Opposites attract – this seems to be one of life’s funny little ways of surprising us. But surprise wasn’t the only reaction Genentech employees had when, seemingly out of nowhere, Roche offered to purchase all remaining shares of the Californian biotechnology pioneer in 2009. Many were worried. Dedicated employees feared that the Swiss-based pharma giant would swoop in and gut the company, laying off staff and plundering the pipeline. Some employees were terrified that Genentech’s unique culture of “casual intensity” would disappear. Others wondered why, after investing in Genentech since its founding in 1976, Roche would suddenly risk spoiling the hands-off approach to their partnership that had always worked so well.

The merger wasn’t easy. Many influential and highly admired Genentech employees departed, while others were still angry or fearful the company would lose its focus and distinct ways. It seemed easy early on in the integration to blame Roche for a wide range of issues – everything from leadership changes to long lines in the cafeteria.

As time passed, leaders travelled back and forth between South San Francisco and Basel. Employees an ocean apart began collaborating on projects. It wasn’t long before everyone realised there was actually a lot to respect about each other. Roche acknowledged the strength of the Genentech name to scientists, doctors and patients, rebranding its own medicines “Genentech” in the U.S. In addition, Genentech had top scientists, a streamlined decision-making process, state-of-the-art research facilities, and a robust pipeline filled with new molecules.

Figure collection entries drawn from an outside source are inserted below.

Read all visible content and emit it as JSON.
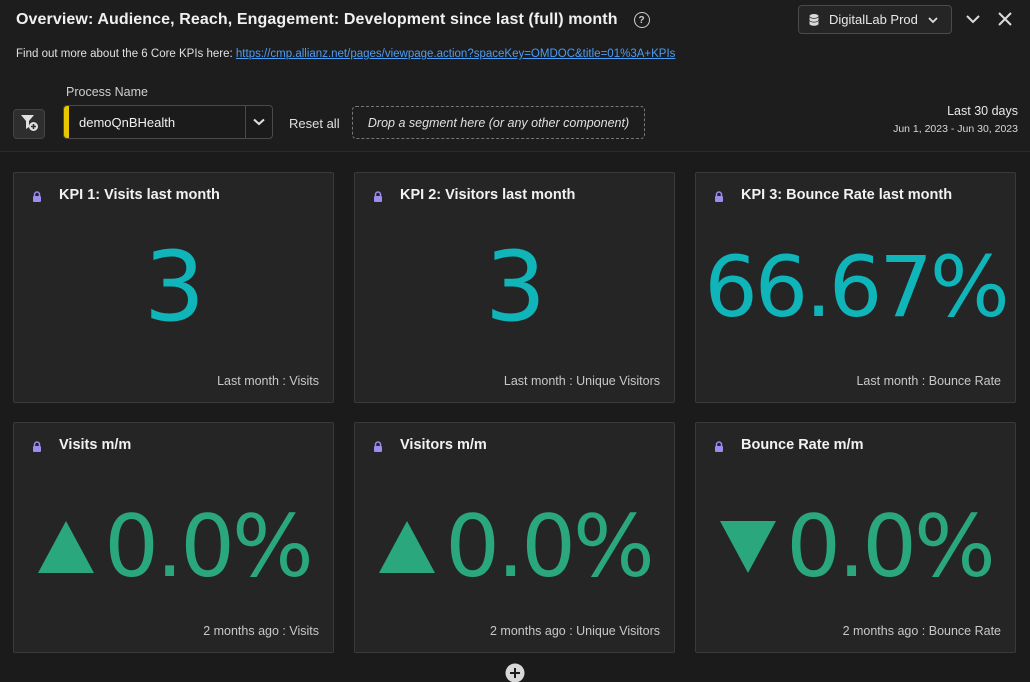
{
  "header": {
    "title": "Overview: Audience, Reach, Engagement: Development since last (full) month",
    "help_icon": "help-circle-icon",
    "report_suite": "DigitalLab Prod",
    "info_text": "Find out more about the 6 Core KPIs here: ",
    "info_link": "https://cmp.allianz.net/pages/viewpage.action?spaceKey=OMDOC&title=01%3A+KPIs"
  },
  "filters": {
    "dropdown_label": "Process Name",
    "dropdown_value": "demoQnBHealth",
    "reset_label": "Reset all",
    "drop_zone": "Drop a segment here (or any other component)",
    "date_title": "Last 30 days",
    "date_range": "Jun 1, 2023 - Jun 30, 2023"
  },
  "colors": {
    "accent_value": "#0fb5b8",
    "change_value": "#2aa77d",
    "dropdown_stripe": "#e8c700"
  },
  "panels": [
    {
      "title": "KPI 1: Visits last month",
      "value": "3",
      "caption": "Last month : Visits"
    },
    {
      "title": "KPI 2: Visitors last month",
      "value": "3",
      "caption": "Last month : Unique Visitors"
    },
    {
      "title": "KPI 3: Bounce Rate last month",
      "value": "66.67%",
      "caption": "Last month : Bounce Rate"
    },
    {
      "title": "Visits m/m",
      "value": "0.0%",
      "direction": "up",
      "caption": "2 months ago : Visits"
    },
    {
      "title": "Visitors m/m",
      "value": "0.0%",
      "direction": "up",
      "caption": "2 months ago : Unique Visitors"
    },
    {
      "title": "Bounce Rate m/m",
      "value": "0.0%",
      "direction": "down",
      "caption": "2 months ago : Bounce Rate"
    }
  ]
}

Roche appreciated Genentech’s culture, understanding that casual intensity is what powers innovation. Roche even went so far as to adopt some of these practices into its own systems. Whereas initial meetings between the groups were a study in contrasts between buttoned-up suits and jeans, Roche teams started dressing down. Genentech employees, meanwhile, started arriving to meetings on “Swiss time,” instead of California’s casual ten minutes late.

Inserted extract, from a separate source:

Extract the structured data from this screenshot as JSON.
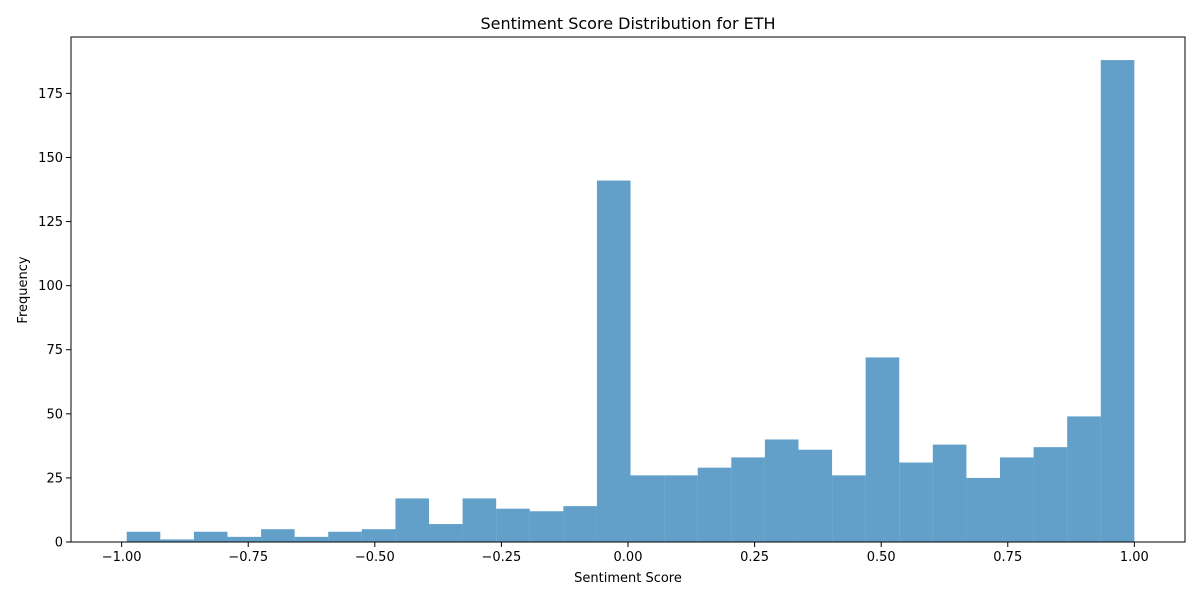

I offer my personal conviction that the words of Roche’s leaders are sincere. They want us to not only succeed, but to thrive. And they want to listen to, and learn from, our voices and our ways, not to command.
Genentech CEO Art Levinsonon March 26, 2009 in his announcement to employees about the sale to Roche

Genentech also saw the value in their new global connections, which expanded the reach of their research and medicines to 160 countries and offered new career development opportunities. They also recognised how they could benefit from Roche’s long history of scientific prowess. Since 1896, Roche had pioneered some of the first successful pain medicines, vitamins, antidepressants, antimicrobials, cancer therapies and antivirals. Some of Genentech’s medicines wouldn’t have advanced beyond initial roadblocks to clinical success and health authority approval if Roche hadn’t believed in the science, and been willing to invest substantial resources into further research. Roche has also been on the forefront of diagnostics, which made for an ideal partnership with Genentech in a shared future of developing personalised healthcare and companion diagnostics for their therapies. Furthermore, Roche environmental policies were very strong, and influenced Genentech to go even greener.

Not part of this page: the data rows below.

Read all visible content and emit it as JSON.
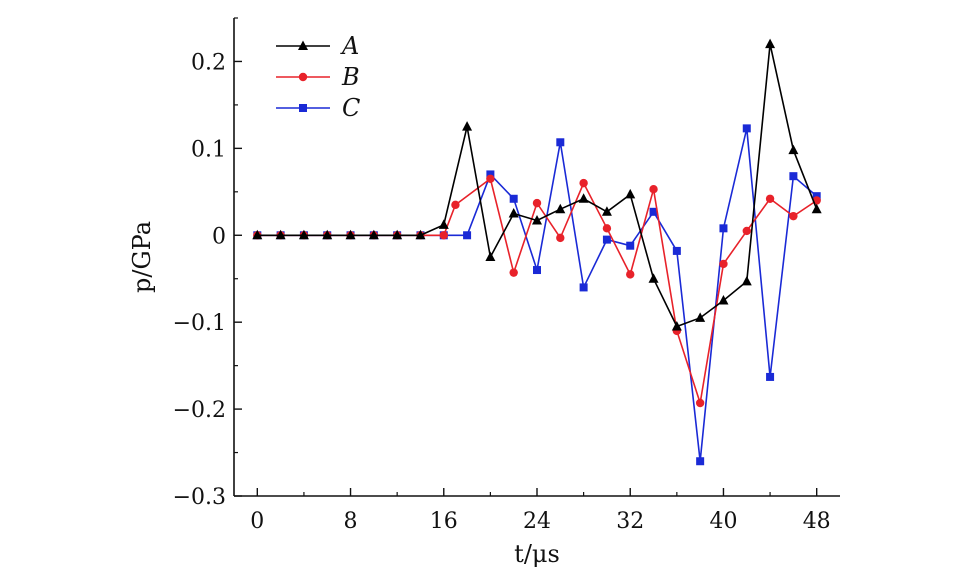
{
  "chart_data": {
    "type": "line",
    "xlabel": "t/μs",
    "ylabel": "p/GPa",
    "xlim": [
      -2,
      50
    ],
    "ylim": [
      -0.3,
      0.25
    ],
    "x_ticks": [
      0,
      8,
      16,
      24,
      32,
      40,
      48
    ],
    "x_tick_labels": [
      "0",
      "8",
      "16",
      "24",
      "32",
      "40",
      "48"
    ],
    "y_ticks": [
      0.2,
      0.1,
      0,
      -0.1,
      -0.2,
      -0.3
    ],
    "y_tick_labels": [
      "0.2",
      "0.1",
      "0",
      "−0.1",
      "−0.2",
      "−0.3"
    ],
    "grid": false,
    "legend_position": "top-left",
    "series": [
      {
        "name": "A",
        "color": "#000000",
        "marker": "triangle",
        "x": [
          0,
          2,
          4,
          6,
          8,
          10,
          12,
          14,
          16,
          18,
          20,
          22,
          24,
          26,
          28,
          30,
          32,
          34,
          36,
          38,
          40,
          42,
          44,
          46,
          48
        ],
        "y": [
          0,
          0,
          0,
          0,
          0,
          0,
          0,
          0,
          0.012,
          0.125,
          -0.025,
          0.025,
          0.017,
          0.03,
          0.042,
          0.027,
          0.047,
          -0.05,
          -0.105,
          -0.095,
          -0.075,
          -0.053,
          0.22,
          0.098,
          0.03
        ]
      },
      {
        "name": "B",
        "color": "#e8222a",
        "marker": "circle",
        "x": [
          0,
          2,
          4,
          6,
          8,
          10,
          12,
          14,
          16,
          17,
          20,
          22,
          24,
          26,
          28,
          30,
          32,
          34,
          36,
          38,
          40,
          42,
          44,
          46,
          48
        ],
        "y": [
          0,
          0,
          0,
          0,
          0,
          0,
          0,
          0,
          0.0,
          0.035,
          0.065,
          -0.043,
          0.037,
          -0.003,
          0.06,
          0.008,
          -0.045,
          0.053,
          -0.11,
          -0.193,
          -0.033,
          0.005,
          0.042,
          0.022,
          0.04
        ]
      },
      {
        "name": "C",
        "color": "#1a2ad6",
        "marker": "square",
        "x": [
          0,
          2,
          4,
          6,
          8,
          10,
          12,
          14,
          16,
          18,
          20,
          22,
          24,
          26,
          28,
          30,
          32,
          34,
          36,
          38,
          40,
          42,
          44,
          46,
          48
        ],
        "y": [
          0,
          0,
          0,
          0,
          0,
          0,
          0,
          0,
          0,
          0,
          0.07,
          0.042,
          -0.04,
          0.107,
          -0.06,
          -0.005,
          -0.012,
          0.027,
          -0.018,
          -0.26,
          0.008,
          0.123,
          -0.163,
          0.068,
          0.045
        ]
      }
    ]
  }
}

Over the years, Roche has stayed true to its commitment to Genentech’s unique culture, brand and identity. And despite their perceived differences, the cultures and companies of Roche and Genentech have a great deal in common. “Underneath it all, Roche employees and Genentech employees are very similar,” says Geoff Teeter, vice president of corporate relations at Genentech, “in our passion, our integrity, our focus on science and our desire to do what’s best for patients.